No hay respuestas ante algo que es natural pero claro, los supervivientes buscan ahora responsables de lo sucedido. Salen a la luz comentarios de que los bomberos no llegaron a tiempo, que no había agua suficiente, que los tuvieron aislados... ¿y qué se puede hacer? Tal y como han contado los hechos el fuego fue provocado por un rayo que prendió en un árbol seco. Debido a las altas temperaturas de los últimos días la propagación fue como una bomba y unos vientos que cambiaron de dirección de la forma más inesperada produjeron el cóctel mortal. Y desconsuela ver a mujeres supervivientes, de zonas rurales, decir en voz alta ante las cámaras "isto foi coisa de Deus" con una letanía propia de cualquier sentimiento religioso. 

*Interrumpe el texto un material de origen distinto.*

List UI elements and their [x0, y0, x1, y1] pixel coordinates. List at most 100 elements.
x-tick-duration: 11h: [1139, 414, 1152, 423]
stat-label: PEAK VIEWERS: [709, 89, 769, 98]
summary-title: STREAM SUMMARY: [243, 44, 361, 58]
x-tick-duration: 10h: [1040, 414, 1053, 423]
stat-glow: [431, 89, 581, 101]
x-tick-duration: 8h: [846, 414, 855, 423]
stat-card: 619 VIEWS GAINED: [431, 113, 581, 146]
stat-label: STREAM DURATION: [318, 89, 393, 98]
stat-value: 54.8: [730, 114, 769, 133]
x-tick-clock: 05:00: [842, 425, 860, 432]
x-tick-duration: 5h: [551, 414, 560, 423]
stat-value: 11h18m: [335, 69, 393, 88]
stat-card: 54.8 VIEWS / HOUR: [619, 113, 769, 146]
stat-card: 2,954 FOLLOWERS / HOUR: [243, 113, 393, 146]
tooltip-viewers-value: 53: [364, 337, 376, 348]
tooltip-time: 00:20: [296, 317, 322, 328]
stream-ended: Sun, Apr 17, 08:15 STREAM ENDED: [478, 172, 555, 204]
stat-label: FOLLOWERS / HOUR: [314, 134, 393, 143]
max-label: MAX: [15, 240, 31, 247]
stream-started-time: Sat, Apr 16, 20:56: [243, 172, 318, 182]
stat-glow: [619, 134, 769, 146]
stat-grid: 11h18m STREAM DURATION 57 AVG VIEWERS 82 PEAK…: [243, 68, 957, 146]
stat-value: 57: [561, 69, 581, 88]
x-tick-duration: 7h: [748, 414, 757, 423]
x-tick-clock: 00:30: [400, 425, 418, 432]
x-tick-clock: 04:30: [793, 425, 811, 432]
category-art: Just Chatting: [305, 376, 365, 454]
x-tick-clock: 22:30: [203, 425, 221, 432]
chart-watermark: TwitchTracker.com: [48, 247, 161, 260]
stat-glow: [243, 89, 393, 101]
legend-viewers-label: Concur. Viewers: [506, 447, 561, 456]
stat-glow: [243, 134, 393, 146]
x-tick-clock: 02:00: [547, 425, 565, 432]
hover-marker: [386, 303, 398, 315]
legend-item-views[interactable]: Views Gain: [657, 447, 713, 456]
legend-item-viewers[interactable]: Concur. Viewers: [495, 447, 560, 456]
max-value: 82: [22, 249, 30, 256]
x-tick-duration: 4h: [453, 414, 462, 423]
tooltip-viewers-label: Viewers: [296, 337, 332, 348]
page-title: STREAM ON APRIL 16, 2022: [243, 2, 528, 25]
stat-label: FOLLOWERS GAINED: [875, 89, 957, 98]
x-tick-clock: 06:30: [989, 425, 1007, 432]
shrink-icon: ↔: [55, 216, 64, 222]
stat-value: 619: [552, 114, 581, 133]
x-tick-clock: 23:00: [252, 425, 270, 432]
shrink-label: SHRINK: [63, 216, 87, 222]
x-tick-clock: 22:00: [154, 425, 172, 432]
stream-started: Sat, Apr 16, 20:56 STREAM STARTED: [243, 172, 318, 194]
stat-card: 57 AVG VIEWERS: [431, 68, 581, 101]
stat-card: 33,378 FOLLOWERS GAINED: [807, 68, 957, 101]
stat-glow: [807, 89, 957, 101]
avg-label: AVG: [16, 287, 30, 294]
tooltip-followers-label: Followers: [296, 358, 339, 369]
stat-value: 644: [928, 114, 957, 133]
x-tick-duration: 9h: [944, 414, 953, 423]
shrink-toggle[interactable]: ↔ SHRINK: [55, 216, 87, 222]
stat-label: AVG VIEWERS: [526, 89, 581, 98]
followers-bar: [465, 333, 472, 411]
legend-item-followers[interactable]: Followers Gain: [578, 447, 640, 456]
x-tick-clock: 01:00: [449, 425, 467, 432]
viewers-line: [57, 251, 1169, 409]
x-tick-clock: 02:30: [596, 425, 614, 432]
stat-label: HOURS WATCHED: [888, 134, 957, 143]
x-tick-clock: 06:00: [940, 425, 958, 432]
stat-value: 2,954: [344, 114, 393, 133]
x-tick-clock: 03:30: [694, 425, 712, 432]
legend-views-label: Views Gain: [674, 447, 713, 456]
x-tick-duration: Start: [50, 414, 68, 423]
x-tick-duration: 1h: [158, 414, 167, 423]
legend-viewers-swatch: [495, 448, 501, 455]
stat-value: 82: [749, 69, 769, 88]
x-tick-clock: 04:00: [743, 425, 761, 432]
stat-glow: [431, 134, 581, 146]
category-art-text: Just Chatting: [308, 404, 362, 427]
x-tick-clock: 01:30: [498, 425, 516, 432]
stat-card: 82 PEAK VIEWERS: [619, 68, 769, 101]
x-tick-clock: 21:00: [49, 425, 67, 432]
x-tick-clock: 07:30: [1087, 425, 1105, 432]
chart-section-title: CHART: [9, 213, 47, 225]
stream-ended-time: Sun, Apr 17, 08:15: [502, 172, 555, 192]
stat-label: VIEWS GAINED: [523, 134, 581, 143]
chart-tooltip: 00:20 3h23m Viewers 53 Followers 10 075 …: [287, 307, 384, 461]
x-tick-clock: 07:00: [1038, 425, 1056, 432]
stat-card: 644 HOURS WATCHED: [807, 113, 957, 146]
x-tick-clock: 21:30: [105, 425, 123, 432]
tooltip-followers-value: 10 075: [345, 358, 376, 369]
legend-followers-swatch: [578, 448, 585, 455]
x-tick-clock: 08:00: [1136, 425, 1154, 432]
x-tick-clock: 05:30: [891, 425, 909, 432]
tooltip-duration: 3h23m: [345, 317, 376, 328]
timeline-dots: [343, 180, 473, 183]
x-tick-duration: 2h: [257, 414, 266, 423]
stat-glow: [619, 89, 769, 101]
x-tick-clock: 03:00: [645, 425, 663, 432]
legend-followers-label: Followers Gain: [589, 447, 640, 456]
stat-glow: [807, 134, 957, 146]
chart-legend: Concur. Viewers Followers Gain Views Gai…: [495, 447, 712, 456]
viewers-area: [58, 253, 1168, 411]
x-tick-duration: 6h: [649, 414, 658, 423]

Galicia está ayudando a Portugal en esta nueva desgracia; España también. Pero el dolor tardará en mitigarse. Mientras, surgen héroes y heroínas, como la chica que salvó a su familia metiéndolos en un tanque de agua sumergidos hasta que pasaron las llamas por encima de ellos; y los bomberos portugueses, que tienen una característica peculiar, son voluntarios que participan en la extinción de incendios y por lo que me han dicho su formación es muy básica y ante un fuego de estas dimensiones sus recursos para atacarlo son limitados. La imagen viral que da la vuelta al mundo es la de su descanso en cualquier sitio tumbados y durmiendo extenuados.


Así que alerta también por aquí. Estamos viviendo estos días previos al verano con un calor inusual para estas fechas. Pasar de 30º en Coruña es algo extraordinario, con un calor pegajoso y extenuante. En los colegios los niños no aguantan estas temperaturas para trabajar y no quiero ni imaginarme como será en lugares como Badajoz o Córdoba. Y dicen que continuará y que el verano será de nuevo asfixiante. Y como somos en cierta manera muy poco cuidadosos con nuestros montes, pues esperemos que tengamos una estación con pocos incendios, aunque todos sabemos que aquí la mayoría son provocados por intereses oscuros y para beneficio de unos pocos.

Solo deseo que Portugal vuelva al camino de la alegría y del éxito, están demostrando mejor que otros países cómo salir de una crisis que los hundió dentro de la UE, con una alianza de izquierdas, combatiendo la corrupción y avanzando desde este extremo de Europa. Y en 2018 tiene una cita importante celebrando Eurovisión que colocará al país en el punto de mira de todos, un examen no oficial de su capacidad de gestión y organización. Desde Galicia estamos siempre con Portugal muy presente y deseando ese progreso porque siempre mejorará nuestra relación económica, social, cultural y afectiva.